Тут же покончил со своей плотью и бывший стражник.

Времени на переживания нам не оставили. Не прошло и нескольких секунд, как впереди замаячили твари, утащившие капитана «Калликуса». Они уверенно, все также разбрызгивая впереди себя безумный страх и оцепенелую покорность, ползли по проходу.

Это были черви, их было множество, каждый от двух до трех метров длиной. Ни головы, ни хвоста, только извивающиеся удлиненные тельца, членики которых были прикрыты броней.

Двигались не спеша, по всей поверхности туннеля — по потолку, округлым стенам, по полу. Переползая монорельсы, вздымали передние части. Не доходя до развилки, и начали сворачиваться в клубки и убыстрили ход.

Так, в клубках, и бросились в атаку.

На этот раз им пришлось отведать моего бластера, а не этих древних пукалок, которыми были вооружены губошлепы.

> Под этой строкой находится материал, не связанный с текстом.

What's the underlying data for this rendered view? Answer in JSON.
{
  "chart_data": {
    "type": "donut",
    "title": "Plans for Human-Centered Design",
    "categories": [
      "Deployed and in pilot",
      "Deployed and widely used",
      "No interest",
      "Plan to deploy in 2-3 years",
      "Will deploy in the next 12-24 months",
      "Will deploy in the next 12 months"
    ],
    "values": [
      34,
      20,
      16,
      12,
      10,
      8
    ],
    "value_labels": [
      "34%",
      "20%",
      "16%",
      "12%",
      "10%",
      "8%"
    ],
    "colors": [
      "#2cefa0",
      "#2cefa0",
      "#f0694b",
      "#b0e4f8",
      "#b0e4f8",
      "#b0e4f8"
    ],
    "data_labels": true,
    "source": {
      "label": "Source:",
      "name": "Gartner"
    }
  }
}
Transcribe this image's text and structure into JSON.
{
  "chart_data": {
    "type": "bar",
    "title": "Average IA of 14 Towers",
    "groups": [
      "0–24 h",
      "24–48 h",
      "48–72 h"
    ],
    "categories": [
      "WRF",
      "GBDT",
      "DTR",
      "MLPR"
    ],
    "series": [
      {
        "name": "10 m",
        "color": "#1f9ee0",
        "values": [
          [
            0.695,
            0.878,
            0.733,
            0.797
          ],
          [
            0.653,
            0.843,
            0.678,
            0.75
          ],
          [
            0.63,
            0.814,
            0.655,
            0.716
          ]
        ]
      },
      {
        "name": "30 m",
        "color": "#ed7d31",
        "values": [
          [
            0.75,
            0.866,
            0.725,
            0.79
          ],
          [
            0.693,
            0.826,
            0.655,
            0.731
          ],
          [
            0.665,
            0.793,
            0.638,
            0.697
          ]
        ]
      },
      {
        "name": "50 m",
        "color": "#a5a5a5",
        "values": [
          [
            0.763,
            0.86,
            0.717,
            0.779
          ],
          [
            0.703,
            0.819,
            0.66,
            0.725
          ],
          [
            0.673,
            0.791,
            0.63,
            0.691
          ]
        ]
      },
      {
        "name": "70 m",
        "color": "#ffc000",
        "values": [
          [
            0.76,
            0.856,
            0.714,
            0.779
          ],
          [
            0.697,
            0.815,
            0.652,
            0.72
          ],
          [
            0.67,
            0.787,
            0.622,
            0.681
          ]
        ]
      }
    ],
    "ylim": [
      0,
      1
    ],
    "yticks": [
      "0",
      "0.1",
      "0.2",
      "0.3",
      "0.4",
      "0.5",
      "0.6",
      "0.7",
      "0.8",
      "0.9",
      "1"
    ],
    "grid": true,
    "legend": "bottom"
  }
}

Я перевел регулятор на трассирующий световой луч и ударил по тому скоплению, которое двигалось по потолку. Одного залпа хватило, что обратить их в груду дымящегося месива, из которого миниатюрными зародышами начали выползать новые змейки, на глазах набиравшие длину и объем. Между тем Огуст открыл огонь по клубку, катившемуся по полу. Наконец разделал и этих. Тем временем я просто вымел этих тварей из коридора. Так, отстреливаясь, мы наконец добрались до закрытой створки. Я сунул шарик в щель, мы успели проскочить внутрь до того, как исчадия зверя вновь бросились в атаку.